As the earliest records involve transactions between the manor charters, the piece of land which is nearest to the Manor is the Orchard land shown on the earliest map available of the area. It can possibly be assumed therefore that what is now Threeways Cottage was lived in by the Biggs family, who had lived in Askett since the early seventeenth century. The first recorded is of Thomas, son of Johan Biggs, being buried in 1632. The men of the family were masons at the end of the eighteenth century and bricklayers by the beginning of the nineteenth. The family were small in number, elder brother James was a bricklayer, but by 1840 had taken over the Three Crowns. The two sisters came to live very different lives, as Sarah Biggs, 17, married Francis Bishop, farmer of quite a lot of land in 1838, while her sister, a year younger, remained a servant to the Eggeltons who bought the cottage and lands.
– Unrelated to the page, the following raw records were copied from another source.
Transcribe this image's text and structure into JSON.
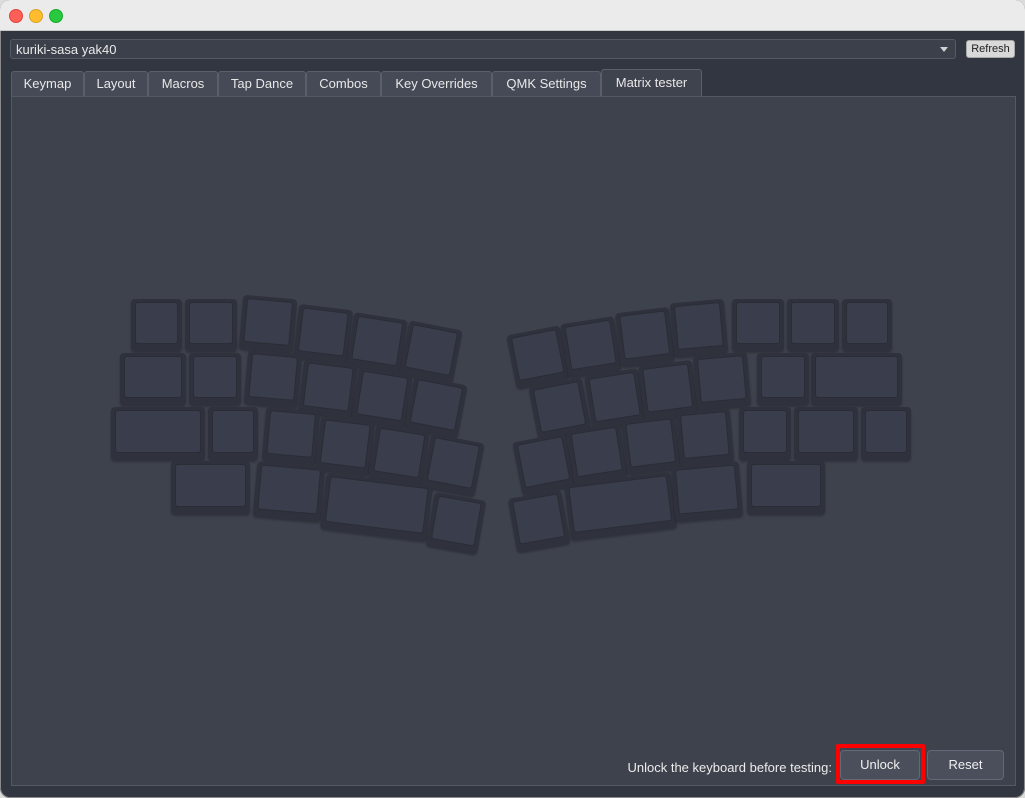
{
  "device": {
    "selected": "kuriki-sasa yak40"
  },
  "toolbar": {
    "refresh_label": "Refresh"
  },
  "tabs": [
    {
      "label": "Keymap"
    },
    {
      "label": "Layout"
    },
    {
      "label": "Macros"
    },
    {
      "label": "Tap Dance"
    },
    {
      "label": "Combos"
    },
    {
      "label": "Key Overrides"
    },
    {
      "label": "QMK Settings"
    },
    {
      "label": "Matrix tester"
    }
  ],
  "active_tab": "Matrix tester",
  "matrix": {
    "status_text": "Unlock the keyboard before testing:",
    "unlock_label": "Unlock",
    "reset_label": "Reset"
  },
  "colors": {
    "highlight": "#ff0000",
    "panel": "#3e424d",
    "key": "#3a3e4c"
  }
}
Ann Eggelton married William Biggs and she was left the land and cottages, Threeways and Lilac, by her father in his will of 1844. (The last entry available shows the death of William Biggs in 1860).

"And I give, devise and bequeath unto my daughter, Ann Biggs, all those my three freehold cottages situate and being at Ascott aforesaid together with the Orchard, garden and appurtances thereto belonging and now in the occupation of Joseph Elsden, Widow Goodchild and William Baldwin".
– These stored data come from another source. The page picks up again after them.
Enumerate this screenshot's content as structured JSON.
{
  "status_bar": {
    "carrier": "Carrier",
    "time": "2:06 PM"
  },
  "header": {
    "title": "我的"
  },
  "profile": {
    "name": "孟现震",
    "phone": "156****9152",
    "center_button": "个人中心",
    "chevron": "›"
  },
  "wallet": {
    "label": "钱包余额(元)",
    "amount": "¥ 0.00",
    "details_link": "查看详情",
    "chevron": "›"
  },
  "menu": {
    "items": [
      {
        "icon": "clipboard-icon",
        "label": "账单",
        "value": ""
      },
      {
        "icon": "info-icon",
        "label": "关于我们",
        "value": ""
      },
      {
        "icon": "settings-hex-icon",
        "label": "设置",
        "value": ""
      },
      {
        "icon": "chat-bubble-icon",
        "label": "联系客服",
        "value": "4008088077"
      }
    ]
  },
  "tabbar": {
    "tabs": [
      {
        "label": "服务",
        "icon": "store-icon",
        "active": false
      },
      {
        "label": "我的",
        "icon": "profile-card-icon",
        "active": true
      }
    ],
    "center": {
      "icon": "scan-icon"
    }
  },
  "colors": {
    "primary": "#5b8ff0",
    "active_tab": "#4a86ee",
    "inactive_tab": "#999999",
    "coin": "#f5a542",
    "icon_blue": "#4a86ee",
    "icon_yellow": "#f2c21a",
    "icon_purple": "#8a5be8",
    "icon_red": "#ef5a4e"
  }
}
In the first census available, Henry Baldwin, a young bricklayer, is registered as living, with others, in the cottage, on the Upper Green. It is probable that the other part of the cottage was occupied by the Joseph and Widow Goodchild, who kept an eye on young Henry! It was often a damp place to live, as when there had been a lot of rain, the pond at the back overflowed and water came into the cottage and ran down as far as Ham Road.
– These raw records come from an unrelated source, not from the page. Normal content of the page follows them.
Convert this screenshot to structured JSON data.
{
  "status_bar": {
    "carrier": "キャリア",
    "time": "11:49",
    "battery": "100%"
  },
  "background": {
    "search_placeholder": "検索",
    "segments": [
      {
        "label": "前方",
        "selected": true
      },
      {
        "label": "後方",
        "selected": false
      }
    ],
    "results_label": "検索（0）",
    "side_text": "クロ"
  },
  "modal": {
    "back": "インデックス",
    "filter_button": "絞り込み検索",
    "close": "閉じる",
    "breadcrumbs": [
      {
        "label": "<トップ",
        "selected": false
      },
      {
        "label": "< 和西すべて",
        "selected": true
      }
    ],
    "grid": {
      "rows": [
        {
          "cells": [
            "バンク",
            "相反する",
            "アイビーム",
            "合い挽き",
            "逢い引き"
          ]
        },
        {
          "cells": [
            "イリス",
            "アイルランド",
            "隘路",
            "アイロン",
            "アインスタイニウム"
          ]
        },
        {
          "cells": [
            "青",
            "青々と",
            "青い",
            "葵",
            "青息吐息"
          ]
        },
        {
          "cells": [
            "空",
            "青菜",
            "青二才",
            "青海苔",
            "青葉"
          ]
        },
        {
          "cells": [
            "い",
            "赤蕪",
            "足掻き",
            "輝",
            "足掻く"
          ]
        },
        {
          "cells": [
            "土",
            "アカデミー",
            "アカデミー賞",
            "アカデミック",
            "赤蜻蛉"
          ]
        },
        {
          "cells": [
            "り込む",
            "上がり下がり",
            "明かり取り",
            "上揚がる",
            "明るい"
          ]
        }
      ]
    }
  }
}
In 1920 Mr Edwards lived in the cottage nearest Askett House, and he was cowman to the Jersey cows owned by Mr Lavington at the House. His son, Bill Edwards carried on the job in the 1930's.

In the next cottage lived Martin Drury, the shepherd for the mixed flock of sheep owned by Askett House. He was half-brother to Mrs Lavington.

Jack Goodchild bought all the cottages after the war in 1945 and coverted them into one dwelling, before he moved to Whiteleaf. So the cottage which looked across Grubbin Lane to the Green Lane, and the Ham Road, was called 'Threeways' by new owners.

Vince Freeman, who lived in Vale Cottage opposite, remembers that in the cottages on the other side of Grubbins Lane (now known as Three Ways Cottage) lived the Goodchilds.  Vince became good friends with their son, Ian. Vince believes that the Goodchilds may have been something to do with the grocery trade as he remembers fresh lobster was a regular feature of their menu which was brought in from the coast by train. Although rationing was in force during the war, its effects were not as pronounced in the countryside as it was in the towns and cities. There was always a ready supply of eggs, and people dug for victory and produced their own vegetables. Vince remembers that his mother saved her bacon ration coupons until she was able to buy a gammon joint.  Vince suffered from hay fever, and had to walk to the doctor's surgery every day for a de sensitising injection. The doctor's surgery was out of the village, across the Aylesbury Road , and up Cadsden Lane , and before the golf course.

Ian Goodchild and Vince played in and around Askett village. One of his adventures was climbing up to and sitting on the ridge of Askett Barn! During his time in Askett Vince attended the “Dame school”. This was owned and run by the Howden family, who lived in the Wheelwright's cottage(this is now confusingly known as the Old Forge.  The old forge was, in fact next door at what is now Griff Cottage).The school building was what is now known as Sumach Cottage. Vince remembers classes of about 25 children.  One of the teachers was Miss Jackson, who lived in Crowbrook Road with her father.